Clear shift in disability

“There was a clear shift toward less disability across levels of the mRS score in the high-dose group at 90 days,” said Dr. Ribó.

He added that he and his colleagues are “very happy” with these results, as they reflect “a consistency” of outcomes.

“We observed that the infarct volumes were lower in the high-dose group, and that led to a significant lower NIH score, meaning less clinical neurological symptoms at 72 hours, and finally, this led to less disability at 90 days.”

These results are “very exciting,” Dr. Hernandez added. “This is the first neuroprotectant that has demonstrated this acute effect in reducing deaths, in reducing the infarct volume and improving functionality long-term in patients treated with the higher dose.”

Dr. Ribó noted the treatment would eventually be used in addition to reperfusion therapy. “It’s not competing with reperfusion treatment; it’s an additional layer” of treatment.

Although it would initially be offered only to patients eligible for thrombectomy, researchers will explore the drug’s effectiveness for other stroke patients, said Dr. Ribó. “We wanted to secure this indication, and from there, progressively expand to other profiles of stroke patients, and even to patients with intracranial hemorrhage.”

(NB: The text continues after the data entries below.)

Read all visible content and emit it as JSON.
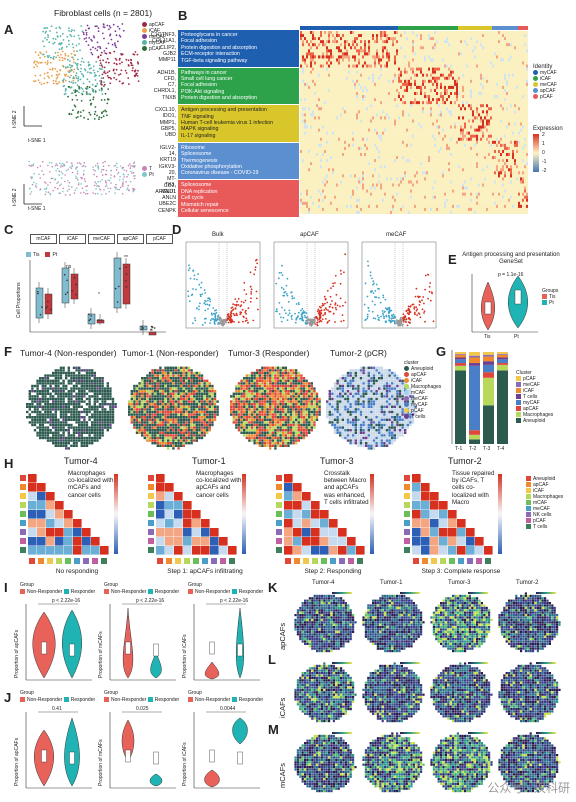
{
  "panels": {
    "A": "A",
    "B": "B",
    "C": "C",
    "D": "D",
    "E": "E",
    "F": "F",
    "G": "G",
    "H": "H",
    "I": "I",
    "J": "J",
    "K": "K",
    "L": "L",
    "M": "M"
  },
  "panel_a": {
    "title": "Fibroblast cells (n = 2801)",
    "xlabel": "t-SNE 1",
    "ylabel": "t-SNE 2",
    "legend": [
      "apCAF",
      "iCAF",
      "meCAF",
      "myCAF",
      "pCAF"
    ],
    "legend_colors": [
      "#9d2a44",
      "#e8a04a",
      "#7a3d9a",
      "#56b4a8",
      "#2f6f3a"
    ],
    "legend2": [
      "T",
      "Pt"
    ],
    "legend2_colors": [
      "#c983b8",
      "#7ec8c8"
    ]
  },
  "panel_b": {
    "bands": [
      {
        "color": "#1f5fb0",
        "terms": [
          "Proteoglycans in cancer",
          "Focal adhesion",
          "Protein digestion and absorption",
          "ECM-receptor interaction",
          "TGF-beta signaling pathway"
        ],
        "genes": [
          "C1QTNF3,",
          "COL11A1,",
          "CLIP2,",
          "GJB2",
          "MMP11"
        ]
      },
      {
        "color": "#2ea24a",
        "terms": [
          "Pathways in cancer",
          "Small cell lung cancer",
          "Focal adhesion",
          "PI3K-Akt signaling",
          "Protein digestion and absorption"
        ],
        "genes": [
          "ADH1B,",
          "CFD,",
          "C7,",
          "CHRDL1,",
          "TNXB"
        ]
      },
      {
        "color": "#d9c62a",
        "terms": [
          "Antigen processing and presentation",
          "TNF signaling",
          "Human T-cell leukemia virus 1 infection",
          "MAPK signaling",
          "IL-17 signaling"
        ],
        "genes": [
          "CXCL10,",
          "IDO1,",
          "MMP1,",
          "GBP5,",
          "UBD"
        ]
      },
      {
        "color": "#5b8fd0",
        "terms": [
          "Ribosome",
          "Spliceosome",
          "Thermogenesis",
          "Oxidative phosphorylation",
          "Coronavirus disease - COVID-19"
        ],
        "genes": [
          "IGLV2-14,",
          "KRT19",
          "IGKV3-20,",
          "MT-CO2,",
          "ARGLU1"
        ]
      },
      {
        "color": "#e85a5a",
        "terms": [
          "Spliceosome",
          "DNA replication",
          "Cell cycle",
          "Mismatch repair",
          "Cellular senescence"
        ],
        "genes": [
          "TK1,",
          "MND1",
          "ANLN",
          "UBE2C",
          "CENPK"
        ]
      }
    ],
    "identity_title": "Identity",
    "identity": [
      "myCAF",
      "iCAF",
      "meCAF",
      "apCAF",
      "pCAF"
    ],
    "identity_colors": [
      "#1f5fb0",
      "#2ea24a",
      "#d9c62a",
      "#5b8fd0",
      "#e85a5a"
    ],
    "expression_title": "Expression",
    "expression_ticks": [
      "2",
      "1",
      "0",
      "-1",
      "-2"
    ]
  },
  "panel_c": {
    "tabs": [
      "mCAF",
      "iCAF",
      "meCAF",
      "apCAF",
      "pCAF"
    ],
    "legend": [
      "Tis",
      "Pt"
    ],
    "ylabel": "Cell Proportions",
    "sig": [
      "ns",
      "*",
      "**"
    ]
  },
  "panel_d": {
    "titles": [
      "Bulk",
      "apCAF",
      "meCAF"
    ]
  },
  "panel_e": {
    "title": "Antigen processing and presentation GeneSet",
    "legend_title": "Groups",
    "groups": [
      "Tis",
      "Pt"
    ],
    "pval": "p = 1.1e-16"
  },
  "panel_f": {
    "titles": [
      "Tumor-4 (Non-responder)",
      "Tumor-1 (Non-responder)",
      "Tumor-3 (Responder)",
      "Tumor-2 (pCR)"
    ],
    "legend_title": "cluster",
    "legend": [
      "Aneuploid",
      "apCAF",
      "iCAF",
      "Macrophages",
      "mCAF",
      "meCAF",
      "myCAF",
      "pCAF",
      "T cells"
    ],
    "legend_colors": [
      "#2d5a4f",
      "#e0463a",
      "#f08a2c",
      "#b7d85b",
      "#9ed4f0",
      "#8a6bb8",
      "#4a7fc8",
      "#f3c84a",
      "#6e3f8f"
    ]
  },
  "panel_g": {
    "xticks": [
      "T-1",
      "T-2",
      "T-3",
      "T-4"
    ],
    "legend_title": "Cluster",
    "legend": [
      "pCAF",
      "meCAF",
      "iCAF",
      "T cells",
      "myCAF",
      "apCAF",
      "Macrophages",
      "Aneuploid"
    ],
    "legend_colors": [
      "#f3c84a",
      "#8a6bb8",
      "#f08a2c",
      "#6e3f8f",
      "#4a7fc8",
      "#e0463a",
      "#b7d85b",
      "#2d5a4f"
    ],
    "values": [
      [
        2,
        1,
        3,
        2,
        4,
        3,
        5,
        80
      ],
      [
        4,
        2,
        6,
        3,
        70,
        5,
        5,
        5
      ],
      [
        3,
        2,
        5,
        4,
        8,
        6,
        30,
        42
      ],
      [
        2,
        1,
        3,
        2,
        4,
        2,
        6,
        80
      ]
    ]
  },
  "panel_h": {
    "titles": [
      "Tumor-4",
      "Tumor-1",
      "Tumor-3",
      "Tumor-2"
    ],
    "notes": [
      "Macrophages co-localized with mCAFs and cancer cells",
      "Macrophages co-localized with apCAFs and cancer cells",
      "Crosstalk between Macro and apCAFs was enhanced, T cells infiltrated",
      "Tissue repaired by iCAFs, T cells co-localized with Macro"
    ],
    "captions": [
      "No responding",
      "Step 1: apCAFs infiltrating",
      "Step 2: Responding",
      "Step 3: Complete response"
    ],
    "legend": [
      "Aneuploid",
      "apCAF",
      "iCAF",
      "Macrophages",
      "mCAF",
      "meCAF",
      "NK cells",
      "pCAF",
      "T cells"
    ],
    "legend_colors": [
      "#e0463a",
      "#f08a2c",
      "#f3c84a",
      "#b7d85b",
      "#6bbf5a",
      "#4a9fc8",
      "#8a6bb8",
      "#c05fa0",
      "#3c7f5a"
    ]
  },
  "panel_i": {
    "group_label": "Group",
    "groups": [
      "Non-Responder",
      "Responder"
    ],
    "colors": [
      "#e8625a",
      "#1fb3b3"
    ],
    "ylabels": [
      "Proportion of apCAFs",
      "Proportion of mCAFs",
      "Proportion of iCAFs"
    ],
    "pvals": [
      "p < 2.22e-16",
      "p < 2.22e-16",
      "p < 2.22e-16"
    ]
  },
  "panel_j": {
    "group_label": "Group",
    "groups": [
      "Non-Responder",
      "Responder"
    ],
    "ylabels": [
      "Proportion of apCAFs",
      "Proportion of mCAFs",
      "Proportion of iCAFs"
    ],
    "pvals": [
      "0.41",
      "0.025",
      "0.0044"
    ]
  },
  "panel_klm": {
    "titles": [
      "Tumor-4",
      "Tumor-1",
      "Tumor-3",
      "Tumor-2"
    ],
    "rows": [
      "apCAFs",
      "iCAFs",
      "mCAFs"
    ]
  },
  "watermark": "公众号 · 汉科研"
}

The study confirmed the safety of the drug. “There were no safety issues at all,” said Dr. Ribó. “We were initially concerned that an anti-inflammatory in these patients could lead to higher rates of infections, but this was absolutely not the case.”

The next step is to confirm the effects in a larger, multicenter study, which is planned to launch at the end of this year, said Dr. Hernandez.
 

‘Very robust results’

In a comment, Philip B. Gorelick, MD, professor of neurology, Northwestern University, Chicago, said that, while this was a small early-phase study, the results are “very robust.”

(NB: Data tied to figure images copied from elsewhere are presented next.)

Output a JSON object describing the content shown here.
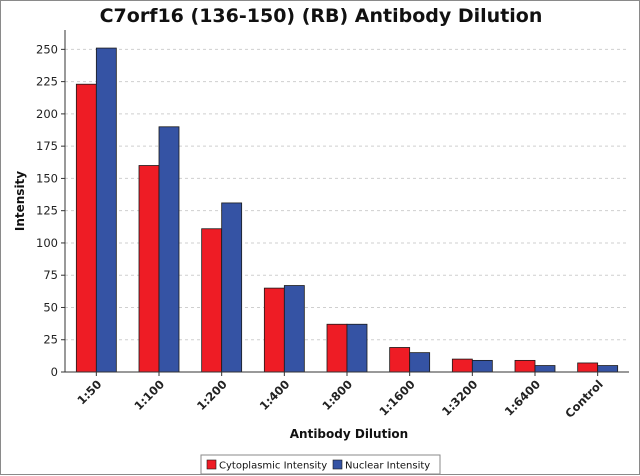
{
  "chart_data": {
    "type": "bar",
    "title": "C7orf16 (136-150) (RB) Antibody Dilution",
    "xlabel": "Antibody Dilution",
    "ylabel": "Intensity",
    "categories": [
      "1:50",
      "1:100",
      "1:200",
      "1:400",
      "1:800",
      "1:1600",
      "1:3200",
      "1:6400",
      "Control"
    ],
    "series": [
      {
        "name": "Cytoplasmic Intensity",
        "color": "#ee1c25",
        "values": [
          223,
          160,
          111,
          65,
          37,
          19,
          10,
          9,
          7
        ]
      },
      {
        "name": "Nuclear Intensity",
        "color": "#3553a4",
        "values": [
          251,
          190,
          131,
          67,
          37,
          15,
          9,
          5,
          5
        ]
      }
    ],
    "ylim": [
      0,
      265
    ],
    "yticks": [
      0,
      25,
      50,
      75,
      100,
      125,
      150,
      175,
      200,
      225,
      250
    ],
    "grid": true,
    "legend_position": "bottom"
  }
}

“The authors demonstrated proof of a neuroprotective effect; they showed at 90 days that the death rates were substantially reduced by about four times – 4% vs. 18% – and the size of the damaged tissue at about 72 hours was reduced by 40%,” said Dr. Gorelick, who did not participate in the study.

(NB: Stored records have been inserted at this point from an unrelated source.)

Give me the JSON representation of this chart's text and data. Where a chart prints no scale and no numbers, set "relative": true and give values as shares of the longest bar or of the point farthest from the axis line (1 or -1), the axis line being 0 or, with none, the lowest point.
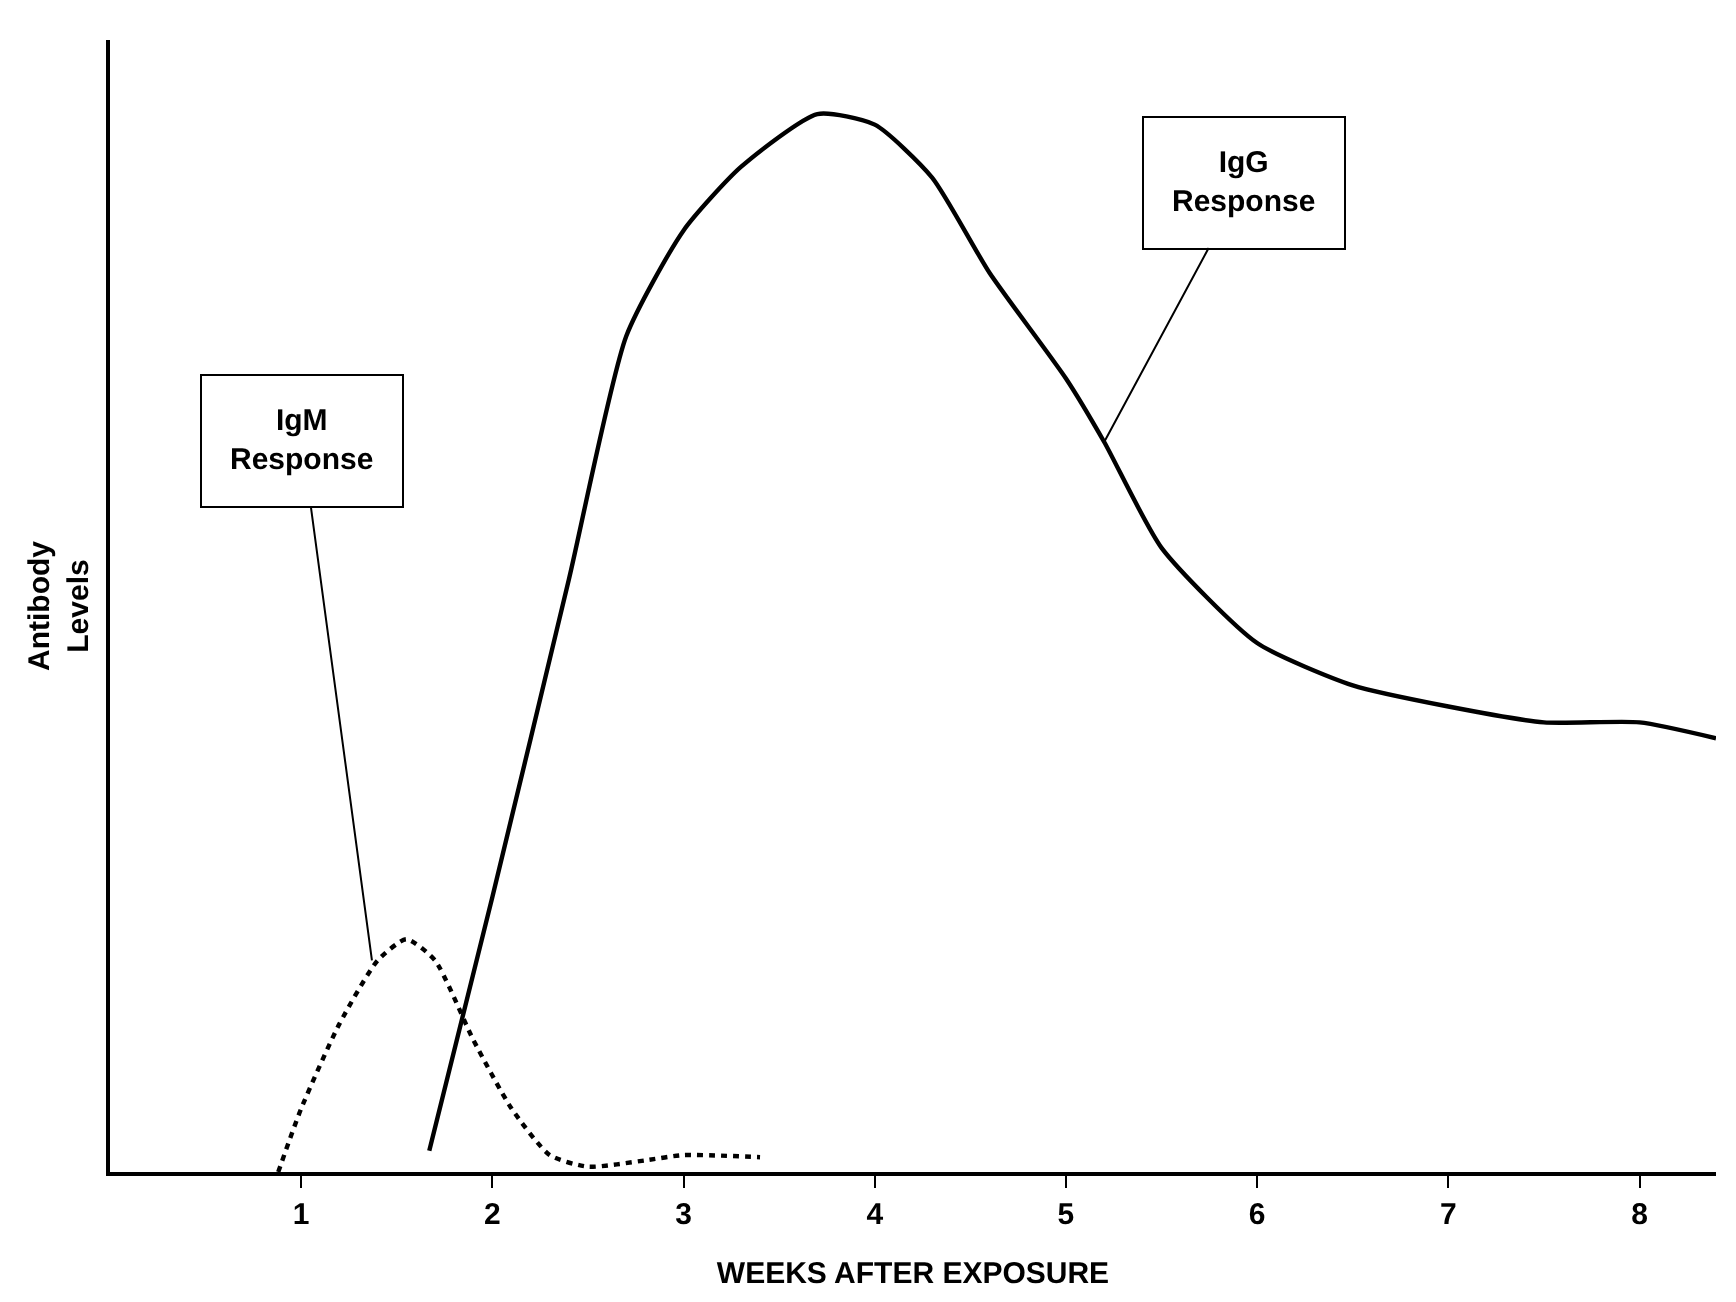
{
  "chart_data": {
    "type": "line",
    "relative": true,
    "xlabel": "WEEKS AFTER EXPOSURE",
    "ylabel": "Antibody Levels",
    "xlim": [
      0,
      8.4
    ],
    "xticks": [
      1,
      2,
      3,
      4,
      5,
      6,
      7,
      8
    ],
    "grid": false,
    "marker": "none",
    "series": [
      {
        "color": "#000000",
        "line_style": "dotted",
        "x": [
          0.88,
          1.0,
          1.2,
          1.4,
          1.55,
          1.7,
          1.9,
          2.1,
          2.3,
          2.5,
          2.8,
          3.0,
          3.4
        ],
        "values": [
          0,
          0.06,
          0.14,
          0.2,
          0.22,
          0.2,
          0.125,
          0.06,
          0.016,
          0.005,
          0.011,
          0.016,
          0.014
        ]
      },
      {
        "color": "#000000",
        "line_style": "solid",
        "x": [
          1.67,
          2.0,
          2.4,
          2.7,
          3.0,
          3.3,
          3.7,
          4.0,
          4.3,
          4.6,
          5.0,
          5.2,
          5.5,
          6.0,
          6.5,
          7.0,
          7.5,
          8.0,
          8.4
        ],
        "values": [
          0.02,
          0.26,
          0.56,
          0.79,
          0.89,
          0.95,
          1.0,
          0.99,
          0.94,
          0.85,
          0.75,
          0.69,
          0.59,
          0.5,
          0.46,
          0.44,
          0.425,
          0.425,
          0.41
        ]
      }
    ],
    "annotations": [
      {
        "text": "IgM Response",
        "x": 1.37,
        "y": 0.2
      },
      {
        "text": "IgG Response",
        "x": 5.2,
        "y": 0.69
      }
    ]
  }
}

He also noted that the disability was “less pronounced” at 90 days in the 0.2 mg/kg group.

“So overall, these are very encouraging results,” said Dr. Gorelick. “We have had a lot of difficulty finding neuroprotectant drugs that work, and this drug, in combination with endovascular therapy, seems to be very promising.”

However, he stressed the drug “is not ready for prime-time practice.”

“The proof in the pudding will be in the large-scale main phase 3 trials,” he added.

The study was funded by aptaTargets. Dr. Hernandez is chief scientific officer at aptaTargets. Dr. Ribó is an adviser at AptaTargets; a consultant at Medtronic; has ownership interest in Anaconda and NoraHealth; is a consultant for Cerenovus and Philips; and has stock options at Methink. Dr. Gorelick has disclosed no relevant financial relationships.

A version of this article first appeared on Medscape.com.